- #1

kmarinas86

- 979

- 1

[tex]\gamma \equiv \frac{c}{\sqrt{c^2 - v^2}} = \frac{1}{\sqrt{1 - \beta^2}} = \frac{\mathrm{d}t}{\mathrm{d}\tau}[/tex]

I can derive:

[tex]\left(\frac{\mathrm{d}\tau}{\mathrm{d}t}\right)^2 + \left(\frac{v}{c}\right)^2 = 1[/tex]

The term [itex]\left(\frac{v}{c}\right)^2[/itex] can be expanded to three terms:

[tex]\left(\frac{\mathrm{d}\tau}{\mathrm{d}t}\right)^2 + \left(\frac{v_x}{c}\right)^2 + \left(\frac{v_y}{c}\right)^2 + \left(\frac{v_z}{c}\right)^2 = 1[/tex]
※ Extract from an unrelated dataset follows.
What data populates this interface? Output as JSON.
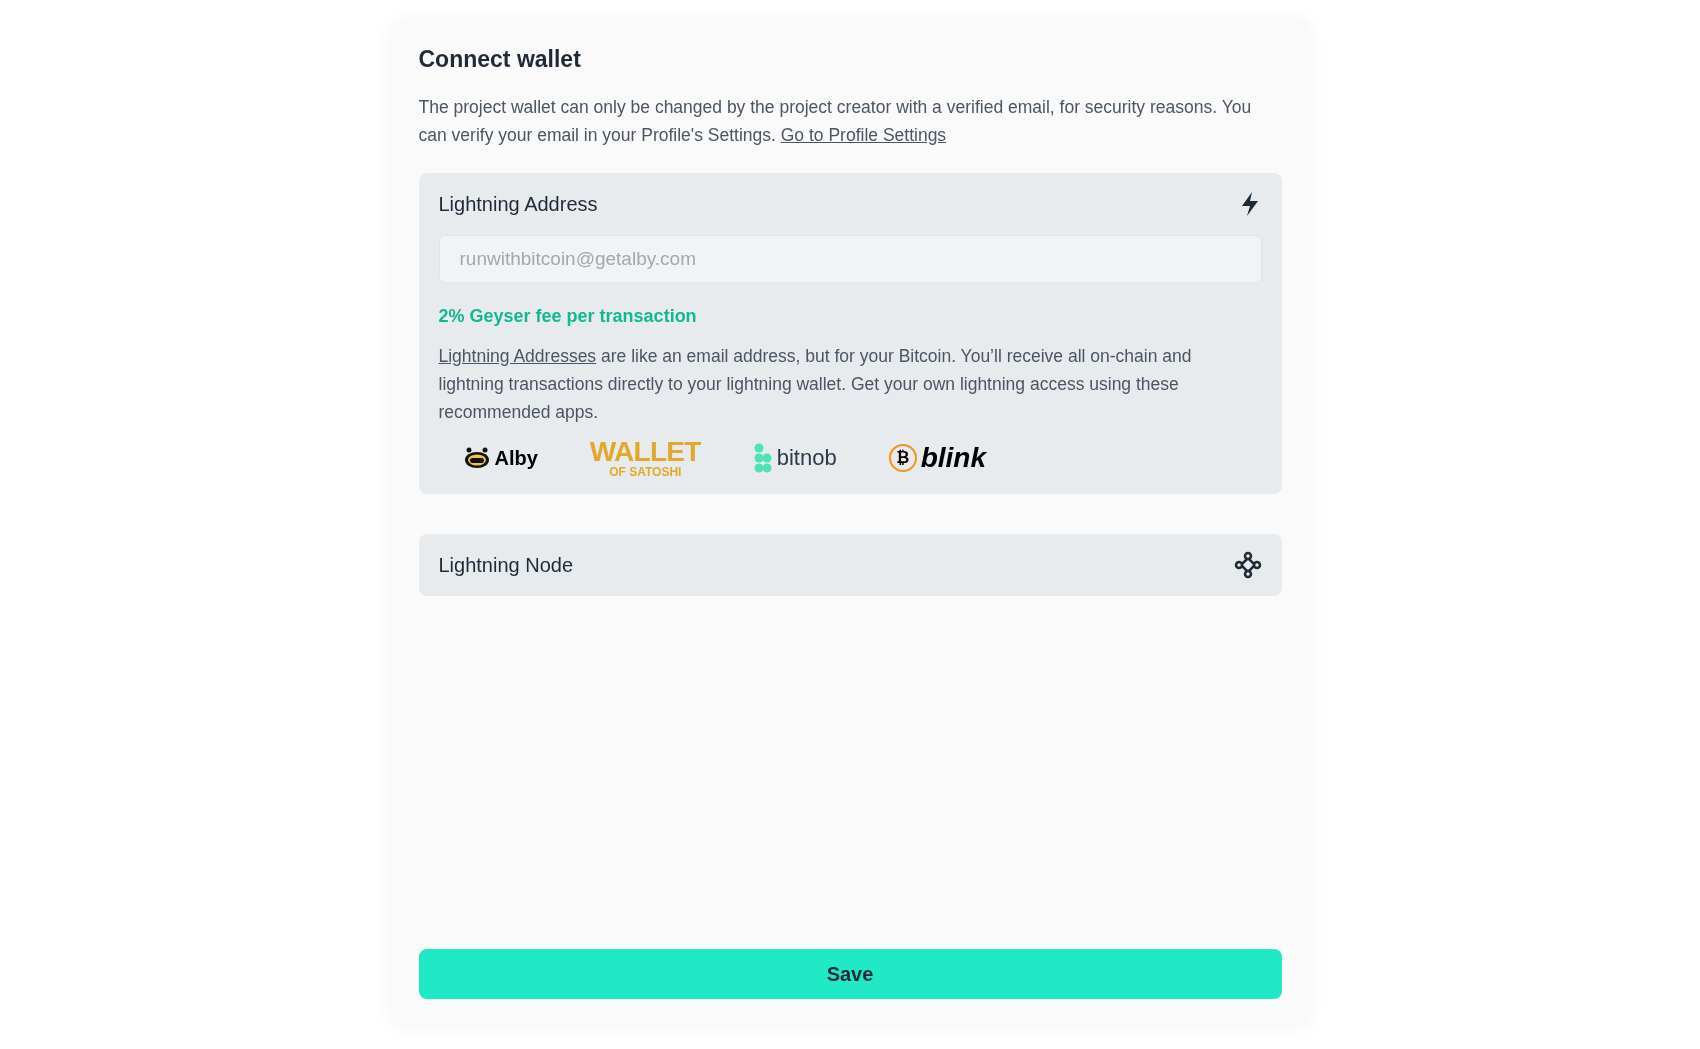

[tex]\mathrm{d}\tau^2 +\left(\frac{\mathrm{d}x}{c}\right)^2 + \left(\frac{\mathrm{d}y}{c}\right)^2 + \left(\frac{\mathrm{d}z}{c}\right)^2 = \mathrm{d} t[/tex]

[tex]\left(c\mathrm{d}\tau\right)^2 +\left(\mathrm{d}x\right)^2 + \left(\mathrm{d}y\right)^2 + \left(\mathrm{d}z\right)^2 = \left(c\mathrm{d}t\right)^2[/tex]

Using slightly different notation, we have:

[tex]\left(c \Delta\tau \right)^2 +\left(\Delta x\right)^2 + \left(\Delta y\right)^2 + \left(\Delta z\right)^2 = \left(c \Delta t \right)^2[/tex]

This would give us a metric signature of (+,+,+,+). All components are space-like, with no time-like components.

Mathematically, the spacetime interval would be nothing other than:

[tex]s^2 = - \left(c \Delta \tau\right)^2[/tex]

Which would mean that either [itex]s[/itex] or [itex]\Delta \tau[/itex] is imaginary.

Is the facility of hyperbolic trigonometric functions the primary motivation of formulating relativity on the basis of the metric signatures (-,+,+,+) and (+,-,-,-)?

It would seem that if relativity were formulated on the basis of non-hyperbolic trigonometric functions, the metric signature (+,+,+,+) would work as well.